Ask Dr. Jeff
Question: At present I am on nelfinavir (Viracept), d4T, and 3TC. If the results of my blood work come back good, low viral load and a steady CD4 count, would it be beneficial to add nevaripine (Viramune)? I am thinking that this may delay the development of resistance and extend the life of this combination.
Answer: This is an excellent question but one for which there is no correct answer currently. The AIDS Clinical Trials Group (ACTG) has a study under way (ACTG 388) for people with initial viral loads over 80,000 or CD4 counts below 200. The study compares a regimen containing one protease inhibitor (PI) to regimes containing two PIs or a PI and a non-nucleoside reverse transcriptase inhibitor (NNRTI). Additionally, there are several studies planned that will evaluate the addition of a fourth drug for people who do not get below 400 copies of HIV RNA after 12 weeks, or below 50 copies after 6 months. These studies are testing the concept of treatment intensification in people who do not achieve low levels of HIV RNA on a three-drug combination. The designs that are considered in these trials are adding abacavir (an RTI), adding ddI and hydroxyurea, or adding an NNRTI such as nevaripine or efavirenz to a PI-based regimen.
For people who achieve the desired viral suppression, there is no data that would support adding a fourth drug. However, it is a question worthy of investigation. The data shows, however, that when you suppress viral levels to below 400 at 12 weeks and below 50 by 6 months, there is very little failure over the course of a couple of years, as long as you continue to take your medication on schedule. Thus, if you have achieved the desired suppression on a three-drug regimen, there does not appear to be a need to add a fourth drug.
Question: I know that indinavir (Crixivan) and delaviridine (Rescriptor) cannot be taken with ddI (Videx) because the antacid in ddI interferes with the absorption of these drugs. Does the antacid interfere with the absorption of any other HIV drugs if they are taken at the same time as ddI?
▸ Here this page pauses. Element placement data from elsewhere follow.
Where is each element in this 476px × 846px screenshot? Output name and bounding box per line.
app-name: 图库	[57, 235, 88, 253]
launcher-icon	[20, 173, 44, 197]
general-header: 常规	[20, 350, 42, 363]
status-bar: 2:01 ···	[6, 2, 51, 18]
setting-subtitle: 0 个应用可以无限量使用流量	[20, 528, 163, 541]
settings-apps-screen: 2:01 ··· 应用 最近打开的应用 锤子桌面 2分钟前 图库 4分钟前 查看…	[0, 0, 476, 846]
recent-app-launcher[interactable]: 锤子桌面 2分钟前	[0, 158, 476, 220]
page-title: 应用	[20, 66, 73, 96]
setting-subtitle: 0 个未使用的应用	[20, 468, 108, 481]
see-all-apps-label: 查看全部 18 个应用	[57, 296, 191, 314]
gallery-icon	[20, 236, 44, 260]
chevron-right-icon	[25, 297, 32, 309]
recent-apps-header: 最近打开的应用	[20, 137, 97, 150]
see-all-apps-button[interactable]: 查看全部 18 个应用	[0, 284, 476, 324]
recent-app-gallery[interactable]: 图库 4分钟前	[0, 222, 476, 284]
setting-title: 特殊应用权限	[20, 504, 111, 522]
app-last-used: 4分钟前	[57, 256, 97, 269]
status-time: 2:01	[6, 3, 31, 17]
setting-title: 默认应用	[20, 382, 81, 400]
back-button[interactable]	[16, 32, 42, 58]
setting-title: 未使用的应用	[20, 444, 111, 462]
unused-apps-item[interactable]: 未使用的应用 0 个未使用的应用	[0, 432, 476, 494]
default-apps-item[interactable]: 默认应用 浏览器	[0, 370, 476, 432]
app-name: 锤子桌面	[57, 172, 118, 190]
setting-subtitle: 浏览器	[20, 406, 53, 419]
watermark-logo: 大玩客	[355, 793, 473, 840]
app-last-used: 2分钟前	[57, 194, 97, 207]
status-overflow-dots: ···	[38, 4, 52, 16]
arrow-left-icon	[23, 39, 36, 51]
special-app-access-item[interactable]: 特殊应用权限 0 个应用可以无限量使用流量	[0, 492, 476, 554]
Answer: To answer this question I consulted with one of Madison Clinic's excellent clinical pharmacologists, Jane Woodward, Pharm D. She noted that ddI will lower the blood levels of delaviridine, indinavir, ritonavir, and probably amprenaivr if taken with these drugs. Additionally, since ddI needs to be taken on an empty stomach, it cannot be taken with drugs that require some fat to increase absorption, such as nelfinavir (Viracept). If you were taking both ddI and indinavir, each would have be taken on an empty stomach but 2 hours apart, requiring a rather impossible eating schedule. When taken together, the interactions of these drugs are of clinical significance, in that the decreased blood levels are enough to cause treatment failure. Thus the effect of ddI on the absorption of these other drugs is a major limitation in designing reasonable second- and third-line treatment regimens.
Question: I understand that a rash can develop when someone begins taking the NNRTIs. Would it be wise to begin abacavir at the same time since it too can cause a rash? Would someone be able to tell which drug was causing the rash?
Answer: While nevirapine, an NNRTI, does often cause a rash, the rash is very different from the hypersensitivity reaction to abacavir. A rash from nevirapine occurs in about 20 percent of people. A mild nevirapine rash can be treated with antihistamines (such as Benadryl) or even steroids (prednisone). However, a small percentage of people on nevirapine can get a severe rash that can be very serious, and require the drug to be stopped. Some people have even developed Stevens-Johnson syndrome, which is like a severe total body burn.
Only 3 to 5 percent of people develop a hypersensitivity reaction to abacavir. It is primarily characterized by a flu-like reaction that gets a little better before the next dose of abacavir but generally worsens with each subsequent dose. The main symptoms include significant fever and muscle aches. The rash is often a very minor component, and may not even be noticed by the person, or may not be present at all. The drug must be stopped and cannot be re-administered, as there were three deaths in the early trials of abacavir when the drug was restarted.
Therefore, it is essential that if you are having symptoms that sound like a hypersensitivity reaction within the first couple of weeks of taking abacavir, you talk with your healthcare provider before stopping the drug. Once you stop the drug, if it is not clear whether or not you had a hypersensitivity reaction, it will be very difficult for you and your provider to decide whether to restart the drug.
This article was provided by Seattle Treatment Education Project. It is a part of the publication STEP Perspective.